As great as this all sounds, if you are thinking about coming you must be aware of the whole picture. Nepal is one of the poorest countries in the world, and it might not seem it on the surface but the cracks appear the longer you live here.  The devastating earthquake which happened in April and killed 9000 people, breaking apart many families in the country, especially the poorer areas. People in the more rural areas are still living in tents which I can only but imagine in these cold winter months. This is sad enough. Many families lives were destroyed, along with their houses too. Millions were given in foreign aid to the country but people complain that they have not seen where this money has gone. My students give me a one word answer: corruption!

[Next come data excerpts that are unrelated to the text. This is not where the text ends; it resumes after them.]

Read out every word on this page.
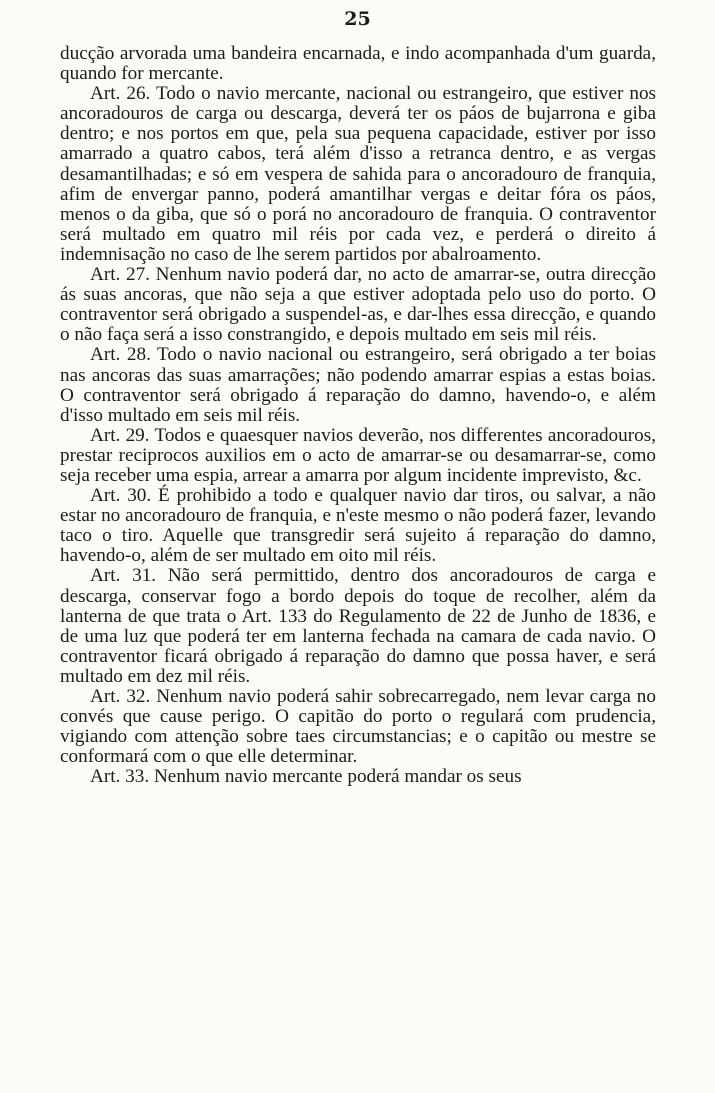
25

ducção arvorada uma bandeira encarnada, e indo acompanhada d'um guarda, quando for mercante.

Art. 26. Todo o navio mercante, nacional ou estrangeiro, que estiver nos ancoradouros de carga ou descarga, deverá ter os páos de bujarrona e giba dentro; e nos portos em que, pela sua pequena capacidade, estiver por isso amarrado a quatro cabos, terá além d'isso a retranca dentro, e as vergas desamantilhadas; e só em vespera de sahida para o ancoradouro de franquia, afim de envergar panno, poderá amantilhar vergas e deitar fóra os páos, menos o da giba, que só o porá no ancoradouro de franquia. O contraventor será multado em quatro mil réis por cada vez, e perderá o direito á indemnisação no caso de lhe serem partidos por abalroamento.

Art. 27. Nenhum navio poderá dar, no acto de amarrar-se, outra direcção ás suas ancoras, que não seja a que estiver adoptada pelo uso do porto. O contraventor será obrigado a suspendel-as, e dar-lhes essa direcção, e quando o não faça será a isso constrangido, e depois multado em seis mil réis.

Art. 28. Todo o navio nacional ou estrangeiro, será obrigado a ter boias nas ancoras das suas amarrações; não podendo amarrar espias a estas boias. O contraventor será obrigado á reparação do damno, havendo-o, e além d'isso multado em seis mil réis.

Art. 29. Todos e quaesquer navios deverão, nos differentes ancoradouros, prestar reciprocos auxilios em o acto de amarrar-se ou desamarrar-se, como seja receber uma espia, arrear a amarra por algum incidente imprevisto, &c.

Art. 30. É prohibido a todo e qualquer navio dar tiros, ou salvar, a não estar no ancoradouro de franquia, e n'este mesmo o não poderá fazer, levando taco o tiro. Aquelle que transgredir será sujeito á reparação do damno, havendo-o, além de ser multado em oito mil réis.

Art. 31. Não será permittido, dentro dos ancoradouros de carga e descarga, conservar fogo a bordo depois do toque de recolher, além da lanterna de que trata o Art. 133 do Regulamento de 22 de Junho de 1836, e de uma luz que poderá ter em lanterna fechada na camara de cada navio. O contraventor ficará obrigado á reparação do damno que possa haver, e será multado em dez mil réis.

Art. 32. Nenhum navio poderá sahir sobrecarregado, nem levar carga no convés que cause perigo. O capitão do porto o regulará com prudencia, vigiando com attenção sobre taes circumstancias; e o capitão ou mestre se conformará com o que elle determinar.

Art. 33. Nenhum navio mercante poderá mandar os seus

The current fuel crisis is another big issue. Democracy is still burgeoning here and has been for decades. There are constant protests and demonstrations and it seems always unrest or problems. The petrol crisis is a consequence of a new political constitution which took 8 years to draft. A minority ethnic group of society, the Madheshi, who have close ties to India, feel underrepresented and that the constitution does not consider their needs. It has been said that India is not happy about this, and have imposed a supposed blockade on all goods from India to Nepal. The hashtag #backoffIndia is often seen signposted around the city. Lots of people have different views on why this situation is happening (See website for more details: link). But there is one thing for certain and that’s that everyday life in Nepal is more difficult now. The large majority of Nepal’s imports come from India. Every day people struggle, buying expensive petrol, coping with spiralling oil prices which they can’t afford, queuing up in three day queues and getting more agitated by the day. Compared to the UK, problems just don’t get dealt with as quickly. There is a huge pollution problem here, Kathmandu is currently the 3rd most polluted city in the world, there is always garbage strewn on the floor and the roads are very poor. Load shedding, which is when there is no electricity, happens at two separate intervals each day. This gets worse in the winter as Nepals energy mainly comes from hydropower, and the rivers are largely snow fed meaning the winter months see little river activity. Be prepared for this, especially when you run out of battery! Change happens slower here. So if you are thinking about coming you must be up for a challenge, open minded, resilient and adaptable.

If that last paragraph didn’t put you off, and you are currently studying Analysing Culture: Language and the Visual or TESOL and thinking about teaching, I would definitely consider this option. If there is more than one of you then the transition or culture shock would be easier to adapt to as you’ll be living far from the tourist area and there are no other non natives at TBC. TBC are always keen to welcome native English speakers to the team so as long as you have graduated and have a teaching qualification you should be considered, no experience necessary. As the foundations year is internal and run by TBC, and not UWE, there is a lot of freedom here and potential for students coming from the UK to take it where they want. Lots of resources (books, old lecture slides, lesson plans) are available to use too. Most of the students have good spoken English but their written work contains errors. As they will be studying a UK degree either in Business or IT, this foundation year really is essential in improving their English skills and massively benefits them. They are expected to write essays, do presentations and everything is taught in English. The college has only been open for 4 years and the first lot of students have just graduated. This college has massive potential and is a fantastic opportunity for anyone looking for a first time teaching job in an exciting and beautiful country.